In this weekend’s newsletter, I gave a brief overview of the state of certain compact and mid-sized cars in different price ranges. I was actually quite impressed by the lot as far as comfort and drivability were concerned, certainly compared to the little cars I drove long, long ago. The lone sore spot, and you can take it literally, were the hugely uncomfortable seats on a 2012 Ford Fiesta, their fancy subcompact, which is based on a splashy European design. Now maybe I’m the exception, but I adjusted those seats every which way and couldn’t find the magic bullet to ease the back pain. And, in case you’re wondering, I’m not overweight. I weigh just about what I did at age 18.
Now in passing, I should mention that the salesperson didn’t seem to care. I suggested looking at a more expensive model, and he delivered a low-register grumble. So I told him to stick it and left. If anyone cares, the dealer is Power Ford in North Scottsdale, AZ. Treating potential customers that way means they don’t deserve your business, though I’m willing to accept the fact that it was just one bad apple; perhaps the rest of the sales team would be more accommodating, particularly when someone was actually considering the more expensive product.
But Ford’s biggest problem is not a subcompact with seats that may not appeal to some drivers. As I said in my earlier commentary, the MyTouch system, using technology licensed from Microsoft, is a bitter pill for some customers to swallow. It’s meant a serious drop in the J.D. Powers new car owner surveys, where users report problems with the voice activation system, touchscreens and the user interface.
But Ford isn’t alone in having a pathetic OS for their onscreen interfaces. While user friendliness varies, I’ve yet to see anything I’d classify as good, even Honda. Yes, the Accord has decent screens with crisp type for their navigation system, and the buttons are large, easily reached, and clearly labeled. But the interface needs serious work. Consider the Bluetooth “hands free” system, which mates with your mobile phone. In my brief tests, voice recognition was perfect, the caller at the other hand of the line could understand me (for once), but each and every time you enter a command, you have to press a button on the steering wheel.
So consider: You want to call a stored number, say your home, so you’d say, for example, “Call House.” You wait for the onboard system to respond by repeating the name of the party you’re calling, and it takes a few seconds for the recognition software to function. Now you have to press the button a second time to say, “Yes,” in response to whether you want to actually place that call.
This lame setup reminds me of the old fashioned CB radios, where you pushed to talk, and released to listen. Other hands free systems seem able to stay active through an entire set of commands. And, though it’s trivial, every time you have to press a button, that presents one potential minor distraction from safe driving.
Now it’s quite true that most companies have problems dealing with voice, button, and touchscreen control systems.

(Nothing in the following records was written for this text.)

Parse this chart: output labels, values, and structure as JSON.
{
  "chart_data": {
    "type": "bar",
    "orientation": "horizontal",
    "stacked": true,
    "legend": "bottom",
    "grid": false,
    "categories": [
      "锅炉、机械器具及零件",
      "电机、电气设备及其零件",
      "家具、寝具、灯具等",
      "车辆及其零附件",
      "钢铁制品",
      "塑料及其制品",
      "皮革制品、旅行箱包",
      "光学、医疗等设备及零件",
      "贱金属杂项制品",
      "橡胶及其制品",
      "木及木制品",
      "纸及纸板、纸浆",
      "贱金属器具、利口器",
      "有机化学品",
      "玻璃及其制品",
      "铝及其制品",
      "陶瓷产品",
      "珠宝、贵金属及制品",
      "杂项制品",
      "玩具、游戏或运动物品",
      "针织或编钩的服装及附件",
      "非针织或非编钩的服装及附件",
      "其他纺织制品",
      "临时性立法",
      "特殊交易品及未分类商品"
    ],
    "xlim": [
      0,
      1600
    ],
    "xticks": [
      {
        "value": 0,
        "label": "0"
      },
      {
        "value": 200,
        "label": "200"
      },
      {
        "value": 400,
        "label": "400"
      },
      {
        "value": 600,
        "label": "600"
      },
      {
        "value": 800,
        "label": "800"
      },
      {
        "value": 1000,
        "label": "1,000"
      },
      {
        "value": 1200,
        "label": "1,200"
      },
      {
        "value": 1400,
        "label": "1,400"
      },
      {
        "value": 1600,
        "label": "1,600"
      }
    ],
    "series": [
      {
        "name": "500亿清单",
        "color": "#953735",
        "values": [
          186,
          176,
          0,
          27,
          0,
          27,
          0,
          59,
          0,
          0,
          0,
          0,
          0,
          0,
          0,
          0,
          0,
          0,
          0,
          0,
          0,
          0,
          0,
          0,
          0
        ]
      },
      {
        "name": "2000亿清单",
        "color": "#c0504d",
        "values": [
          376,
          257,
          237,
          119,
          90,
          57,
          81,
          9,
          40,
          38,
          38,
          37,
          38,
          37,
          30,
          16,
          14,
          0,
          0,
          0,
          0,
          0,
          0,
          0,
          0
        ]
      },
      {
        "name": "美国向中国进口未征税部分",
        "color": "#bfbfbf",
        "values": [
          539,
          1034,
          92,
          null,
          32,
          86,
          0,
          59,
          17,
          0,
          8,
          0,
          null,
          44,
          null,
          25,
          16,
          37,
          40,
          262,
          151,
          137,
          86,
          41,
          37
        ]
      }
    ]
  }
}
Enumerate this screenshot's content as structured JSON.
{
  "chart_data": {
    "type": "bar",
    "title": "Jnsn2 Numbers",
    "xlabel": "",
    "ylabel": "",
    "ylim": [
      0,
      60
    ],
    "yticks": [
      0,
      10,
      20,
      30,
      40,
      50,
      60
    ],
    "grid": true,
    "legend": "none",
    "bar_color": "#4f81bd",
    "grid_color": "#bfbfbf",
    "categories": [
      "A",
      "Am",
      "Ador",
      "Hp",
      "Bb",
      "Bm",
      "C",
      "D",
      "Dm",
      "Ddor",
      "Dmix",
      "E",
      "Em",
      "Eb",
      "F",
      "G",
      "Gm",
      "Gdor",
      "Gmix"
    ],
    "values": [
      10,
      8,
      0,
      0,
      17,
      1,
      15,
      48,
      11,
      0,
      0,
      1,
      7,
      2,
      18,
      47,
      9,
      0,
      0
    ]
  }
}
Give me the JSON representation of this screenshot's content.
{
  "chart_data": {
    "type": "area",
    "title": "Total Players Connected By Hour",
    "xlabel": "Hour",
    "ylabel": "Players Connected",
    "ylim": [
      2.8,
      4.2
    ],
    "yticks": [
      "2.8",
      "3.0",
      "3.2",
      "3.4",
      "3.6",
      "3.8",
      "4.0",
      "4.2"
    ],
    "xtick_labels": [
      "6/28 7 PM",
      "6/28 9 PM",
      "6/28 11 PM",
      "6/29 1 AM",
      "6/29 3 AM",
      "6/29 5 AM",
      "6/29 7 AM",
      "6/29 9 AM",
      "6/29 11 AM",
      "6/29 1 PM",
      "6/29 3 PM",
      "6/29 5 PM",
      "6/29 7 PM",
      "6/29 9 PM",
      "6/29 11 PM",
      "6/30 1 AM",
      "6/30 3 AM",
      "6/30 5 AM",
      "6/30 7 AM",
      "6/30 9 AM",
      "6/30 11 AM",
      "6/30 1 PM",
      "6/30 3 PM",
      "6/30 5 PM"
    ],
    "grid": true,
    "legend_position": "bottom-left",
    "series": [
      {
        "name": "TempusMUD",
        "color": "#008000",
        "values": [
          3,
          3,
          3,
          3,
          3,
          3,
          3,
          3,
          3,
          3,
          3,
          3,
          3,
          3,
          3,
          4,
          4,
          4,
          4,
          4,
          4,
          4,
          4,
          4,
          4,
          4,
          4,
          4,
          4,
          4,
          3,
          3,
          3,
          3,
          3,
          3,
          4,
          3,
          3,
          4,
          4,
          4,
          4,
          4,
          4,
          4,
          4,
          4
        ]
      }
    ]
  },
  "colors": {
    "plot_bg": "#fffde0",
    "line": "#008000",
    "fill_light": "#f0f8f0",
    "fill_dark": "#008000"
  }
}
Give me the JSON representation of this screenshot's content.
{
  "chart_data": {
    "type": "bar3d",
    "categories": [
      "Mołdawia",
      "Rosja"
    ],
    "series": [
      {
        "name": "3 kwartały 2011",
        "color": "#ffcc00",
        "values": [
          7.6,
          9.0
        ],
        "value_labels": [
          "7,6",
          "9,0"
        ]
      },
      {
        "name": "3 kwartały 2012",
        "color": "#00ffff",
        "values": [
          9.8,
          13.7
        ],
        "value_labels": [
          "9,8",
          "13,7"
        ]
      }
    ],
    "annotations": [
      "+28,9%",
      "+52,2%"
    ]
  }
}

There are many “interfaces from hell” with which to contend, yet it doesn’t seem as if the auto makers are going to the proper source to offer customers a healthy dose of user friendliness and an elegant interface.
Some years ago, there was a story that Apple was going to team with VW to build the next great auto interface. But it never happened. VW these days is on a massive cost-cutting trip to better compete on price; they were finding that premium prices proved a hard sell, even if the cars had beautiful interiors, interiors that were somewhat reminiscent of the ones in an Audi, VW’s premium brand. This cheapening process may sell more cars, but the VW “magic” is playing second fiddle. I don’t see them working with Apple to make things better.
On the other hand, what if Apple devised a car-based interface and OS that they could market to the various car companies without prejudice? They’d simply pay the license fee, and agree to install these systems on the right hardware, without making changes. It would ensure consistency, since it would mean that one car would have the same interface and control buttons as another. But it wouldn’t stop an auto maker from supporting certain features in some models, but not in others, unless you buy an optional package of some sort.
Would Apple consider such a move?
Well, you just know Apple isn’t going to build cars, even though they have a stock market capitalization that’s way higher than any single car maker, and they have more than enough cash to buy a real auto company if that’s what they wanted to do.
However, licensing an Apple OS for motor vehicles would mean that tens of millions of potential Mac and iOS customers would be exposed to the brand. That would create a halo effect of massive proportions. And, yes, I know that some new cars come equipped with manuals stored on new iPads.
Of course, all this depends not just on Apple deciding to build a car (and truck) OS and a set of appropriate apps, but on the auto makers willing to license the technology. Since Ford has already teamed with Microsoft to get their software, as imperfect as it might be, the precedent has been set. Whether Apple is interested is, of course, highly uncertain now or ever.